Video Game Technology Helps Paralysed Woman Speak Again

Edinburgh-based Speech Graphics and researchers at UC San Francisco and UC Berkeley create the world’s first brain-computer interface that synthesises speech and facial expression from brain signals, opening a way to restore natural communication for those who cannot speak.

The same software that’s used to drive facial animation in games such as The Last Of Us Part II and Hogwarts Legacy turns brain waves into a talking digital avatar.

In a groundbreaking research study Speech Graphics, a pioneer of AI-driven facial animation, has collaborated with researchers at UC San Francisco and UC Berkeley to help a paralysed woman in the US communicate using a digital avatar controlled via a brain-computer interface (BCI).

The research was able to decode the woman's brain signals into three forms of communication: text, synthetic voice, and facial animation on a digital avatar, including lip sync and emotional expressions. This represents the first time that facial animation has been synthesized from brain signals, and a paper detailing this research breakthrough is due to appear in the August edition of the science journal Nature, which you can read here.

 
 
 

The team was led by Edward Chang MD, chair of neurological surgery at UCSF, who has spent a decade working on brain-computer interfaces. They implanted a paper-thin rectangle of 253 electrodes onto the surface of the woman’s brain over areas his team has discovered are critical for speech. The electrodes intercepted the brain signals that, if not for the stroke, would have gone to muscles in her tongue, jaw, larynx, and face. A cable, plugged into a port fixed to her head, connected the electrodes to a bank of computers, allowing AI algorithms to be trained over several weeks to recognise the brain activity associated with a vocabulary of over 1,000 words. Thanks to the AI, the woman could 'write' text, as well as ‘speak’ using a synthesised voice based on recordings of her real voice before she was paralysed.
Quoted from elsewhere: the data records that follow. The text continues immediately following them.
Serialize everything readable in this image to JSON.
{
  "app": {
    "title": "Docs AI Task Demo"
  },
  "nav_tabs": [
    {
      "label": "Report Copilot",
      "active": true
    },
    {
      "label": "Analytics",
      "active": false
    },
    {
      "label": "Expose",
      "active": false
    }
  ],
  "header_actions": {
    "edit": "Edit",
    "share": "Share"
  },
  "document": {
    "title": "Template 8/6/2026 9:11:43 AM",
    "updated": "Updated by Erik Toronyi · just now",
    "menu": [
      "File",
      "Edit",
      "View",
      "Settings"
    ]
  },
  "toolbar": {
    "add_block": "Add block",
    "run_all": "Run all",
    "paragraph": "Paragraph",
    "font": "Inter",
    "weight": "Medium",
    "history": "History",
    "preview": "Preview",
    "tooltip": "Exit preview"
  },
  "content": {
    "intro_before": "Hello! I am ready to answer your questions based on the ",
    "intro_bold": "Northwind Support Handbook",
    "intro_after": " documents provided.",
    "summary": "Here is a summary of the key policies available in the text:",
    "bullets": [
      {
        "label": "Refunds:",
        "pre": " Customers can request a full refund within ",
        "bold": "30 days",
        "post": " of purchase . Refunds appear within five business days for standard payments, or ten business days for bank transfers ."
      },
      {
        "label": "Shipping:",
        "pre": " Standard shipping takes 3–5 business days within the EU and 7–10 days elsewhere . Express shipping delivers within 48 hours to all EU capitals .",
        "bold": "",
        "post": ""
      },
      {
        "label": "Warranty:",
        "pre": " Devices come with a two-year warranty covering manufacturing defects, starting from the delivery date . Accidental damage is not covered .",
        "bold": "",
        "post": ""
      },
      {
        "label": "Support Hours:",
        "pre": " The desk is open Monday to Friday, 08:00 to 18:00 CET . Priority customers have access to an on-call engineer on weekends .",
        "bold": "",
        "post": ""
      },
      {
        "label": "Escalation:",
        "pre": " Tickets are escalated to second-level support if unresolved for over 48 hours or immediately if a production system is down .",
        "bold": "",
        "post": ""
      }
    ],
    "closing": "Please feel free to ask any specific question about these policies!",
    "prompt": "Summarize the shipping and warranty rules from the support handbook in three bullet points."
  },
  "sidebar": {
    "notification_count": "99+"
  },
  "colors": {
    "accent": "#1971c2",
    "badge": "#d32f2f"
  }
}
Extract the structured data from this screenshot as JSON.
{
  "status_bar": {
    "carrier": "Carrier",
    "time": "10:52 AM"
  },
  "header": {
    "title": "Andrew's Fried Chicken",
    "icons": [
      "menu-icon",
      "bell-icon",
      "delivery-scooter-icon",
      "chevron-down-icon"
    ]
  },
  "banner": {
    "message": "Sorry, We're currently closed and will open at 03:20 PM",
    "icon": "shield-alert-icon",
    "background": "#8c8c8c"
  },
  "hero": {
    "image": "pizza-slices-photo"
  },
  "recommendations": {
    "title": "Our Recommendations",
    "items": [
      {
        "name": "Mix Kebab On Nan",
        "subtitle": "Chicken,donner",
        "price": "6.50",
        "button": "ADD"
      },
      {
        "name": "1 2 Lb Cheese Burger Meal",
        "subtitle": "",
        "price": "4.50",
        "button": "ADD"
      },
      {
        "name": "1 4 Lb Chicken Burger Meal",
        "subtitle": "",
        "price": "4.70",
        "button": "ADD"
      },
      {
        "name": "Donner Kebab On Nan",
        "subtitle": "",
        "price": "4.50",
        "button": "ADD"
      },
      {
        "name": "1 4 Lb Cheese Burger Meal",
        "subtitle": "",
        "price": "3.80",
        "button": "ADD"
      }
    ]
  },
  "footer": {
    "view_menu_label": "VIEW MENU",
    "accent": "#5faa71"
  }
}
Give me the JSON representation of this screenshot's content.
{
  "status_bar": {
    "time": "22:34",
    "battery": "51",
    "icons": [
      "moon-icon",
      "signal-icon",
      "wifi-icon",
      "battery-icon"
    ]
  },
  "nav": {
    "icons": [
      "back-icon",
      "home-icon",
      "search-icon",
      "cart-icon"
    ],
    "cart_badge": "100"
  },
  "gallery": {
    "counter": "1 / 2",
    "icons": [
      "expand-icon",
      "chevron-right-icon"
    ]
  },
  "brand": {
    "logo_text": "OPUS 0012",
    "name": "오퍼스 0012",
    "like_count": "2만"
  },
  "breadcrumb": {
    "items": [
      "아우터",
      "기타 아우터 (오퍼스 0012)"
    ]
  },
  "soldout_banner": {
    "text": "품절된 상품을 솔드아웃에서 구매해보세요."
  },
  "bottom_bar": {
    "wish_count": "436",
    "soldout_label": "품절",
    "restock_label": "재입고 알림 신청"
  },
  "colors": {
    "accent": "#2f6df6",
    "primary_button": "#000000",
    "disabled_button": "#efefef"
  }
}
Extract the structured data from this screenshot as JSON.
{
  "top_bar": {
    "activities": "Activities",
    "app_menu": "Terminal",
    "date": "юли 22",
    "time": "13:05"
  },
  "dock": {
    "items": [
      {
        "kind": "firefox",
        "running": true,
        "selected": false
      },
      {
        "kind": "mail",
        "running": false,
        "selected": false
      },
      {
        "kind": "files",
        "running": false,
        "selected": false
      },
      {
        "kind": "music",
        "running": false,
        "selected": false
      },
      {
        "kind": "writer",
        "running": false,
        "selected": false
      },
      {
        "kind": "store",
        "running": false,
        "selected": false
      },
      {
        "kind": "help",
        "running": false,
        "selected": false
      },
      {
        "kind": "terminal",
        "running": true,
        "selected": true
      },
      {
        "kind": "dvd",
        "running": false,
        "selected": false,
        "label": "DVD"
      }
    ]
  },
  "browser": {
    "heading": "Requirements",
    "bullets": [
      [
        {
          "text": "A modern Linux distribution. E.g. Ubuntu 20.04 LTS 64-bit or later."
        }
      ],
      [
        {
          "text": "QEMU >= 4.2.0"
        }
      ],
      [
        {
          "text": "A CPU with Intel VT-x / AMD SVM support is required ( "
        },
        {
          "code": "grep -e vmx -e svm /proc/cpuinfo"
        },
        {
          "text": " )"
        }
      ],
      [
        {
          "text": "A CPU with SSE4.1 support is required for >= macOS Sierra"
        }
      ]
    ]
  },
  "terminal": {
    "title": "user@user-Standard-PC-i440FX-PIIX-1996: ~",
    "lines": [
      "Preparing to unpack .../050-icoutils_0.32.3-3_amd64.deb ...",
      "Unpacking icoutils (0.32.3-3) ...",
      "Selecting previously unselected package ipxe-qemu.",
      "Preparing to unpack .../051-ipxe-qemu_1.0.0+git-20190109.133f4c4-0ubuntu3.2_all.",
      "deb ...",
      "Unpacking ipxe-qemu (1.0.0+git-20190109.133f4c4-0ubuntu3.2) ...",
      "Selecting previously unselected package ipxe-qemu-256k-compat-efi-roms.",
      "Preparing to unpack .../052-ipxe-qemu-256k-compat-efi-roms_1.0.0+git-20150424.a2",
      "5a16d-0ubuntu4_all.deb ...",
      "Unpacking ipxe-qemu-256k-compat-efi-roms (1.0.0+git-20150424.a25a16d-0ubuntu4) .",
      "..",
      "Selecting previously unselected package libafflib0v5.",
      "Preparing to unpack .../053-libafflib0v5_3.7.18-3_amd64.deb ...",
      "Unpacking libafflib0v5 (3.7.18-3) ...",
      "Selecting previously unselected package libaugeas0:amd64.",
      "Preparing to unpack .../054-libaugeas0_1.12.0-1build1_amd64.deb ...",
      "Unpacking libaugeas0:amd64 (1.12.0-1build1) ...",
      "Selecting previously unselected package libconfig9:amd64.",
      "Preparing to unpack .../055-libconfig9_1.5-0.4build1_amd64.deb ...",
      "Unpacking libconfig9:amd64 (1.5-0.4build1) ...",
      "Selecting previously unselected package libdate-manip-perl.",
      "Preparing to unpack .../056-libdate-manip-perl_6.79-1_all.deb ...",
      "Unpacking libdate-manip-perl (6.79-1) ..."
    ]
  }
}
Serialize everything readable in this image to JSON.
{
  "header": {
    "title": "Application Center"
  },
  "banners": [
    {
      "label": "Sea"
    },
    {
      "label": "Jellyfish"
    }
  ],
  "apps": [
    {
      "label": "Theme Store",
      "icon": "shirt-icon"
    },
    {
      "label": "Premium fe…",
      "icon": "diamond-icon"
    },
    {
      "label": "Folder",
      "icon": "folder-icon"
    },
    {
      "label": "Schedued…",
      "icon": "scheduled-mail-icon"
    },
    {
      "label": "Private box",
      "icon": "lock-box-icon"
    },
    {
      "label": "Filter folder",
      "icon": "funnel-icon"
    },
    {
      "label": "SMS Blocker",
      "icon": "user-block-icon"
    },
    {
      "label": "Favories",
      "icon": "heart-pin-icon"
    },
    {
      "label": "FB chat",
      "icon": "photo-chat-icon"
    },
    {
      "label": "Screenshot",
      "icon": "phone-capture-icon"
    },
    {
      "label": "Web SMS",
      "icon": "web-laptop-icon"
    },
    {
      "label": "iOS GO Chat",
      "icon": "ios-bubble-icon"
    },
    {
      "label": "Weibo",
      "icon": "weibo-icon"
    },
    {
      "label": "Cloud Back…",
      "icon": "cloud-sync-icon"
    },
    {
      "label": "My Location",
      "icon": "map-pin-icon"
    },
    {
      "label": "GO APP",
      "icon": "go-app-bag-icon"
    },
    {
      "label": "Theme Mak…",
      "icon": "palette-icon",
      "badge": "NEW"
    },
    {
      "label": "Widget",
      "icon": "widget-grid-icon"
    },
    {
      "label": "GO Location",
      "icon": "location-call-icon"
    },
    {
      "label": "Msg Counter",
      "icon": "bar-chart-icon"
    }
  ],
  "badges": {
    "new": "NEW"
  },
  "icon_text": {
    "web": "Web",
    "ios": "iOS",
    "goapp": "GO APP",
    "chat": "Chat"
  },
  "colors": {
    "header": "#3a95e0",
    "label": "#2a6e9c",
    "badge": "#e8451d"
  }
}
The researchers also worked with Michael Berger, the CTO and co-founder of Speech Graphics, to decode this brain activity into facial movements. Speech Graphics' AI-based facial animation technology - more commonly used to create realistic facial animation in video games including Halo Infinite, Hogwarts Legacy and The Last of Us Part II - simulates muscle contractions over time, including speech articulations and nonverbal activity. This process is normally driven by audio input: the software analyzes the audio and reverse-engineers the complex muscle movements of the face, tongue and jaw that should have occurred while producing that sound. In one approach, the team used the subject's synthesized voice as input to the Speech Graphics system in place of her actual voice to drive the muscles. The company’s real-time software then converted the muscle actions into 3D animation in a video game engine. The result was a realistic avatar of the subject that accurately pronounced words in sync with the synthesised voice as a result of her efforts to communicate.

However, in a second approach that is even more groundbreaking, the signals from the subject's brain were meshed directly with the simulated muscles, allowing them to serve as an analog to the subject's non-functioning muscles. She could also cause the avatar to express specific emotions and move individual muscles.

“Creating a digital avatar that can speak, emote and articulate in real-time, connected directly to the subject’s brain, shows the potential for AI-driven faces well beyond video games,” said Michael Berger, CTO and co-founder of Speech Graphics. “When we speak, it’s a complex combination of audio and visual cues that helps us express how we feel and what we have to say. Restoring voice alone is impressive, but facial communication is so intrinsic to being human, and it restores a sense of embodiment and control to the patient who has lost that. I hope that the work we’ve done in conjunction with Professor Chang can go on to help many more people.”

“We’re making up for the connections between the brain and vocal tract that have been severed by the stroke,” said Kaylo Littlejohn, a graduate student working with Chang and Gopala Anumanchipalli, PhD, a professor of electrical engineering and computer sciences at UC Berkeley. “When the subject first used this system to speak and move the avatar’s face in tandem, I knew that this was going to be something that would have a real impact.”

“Our goal is to restore a full, embodied way of communicating, which is really the most natural way for us to talk with others,” said Professor Chang, who is chair of neurological surgery at UCSF and a member of the UCSF Weill Institute for Neuroscience. “These advancements bring us much closer to making this a real solution for patients.”

The team hopes it will lead to an FDA-approved system that enables speech from brain signals in the near future.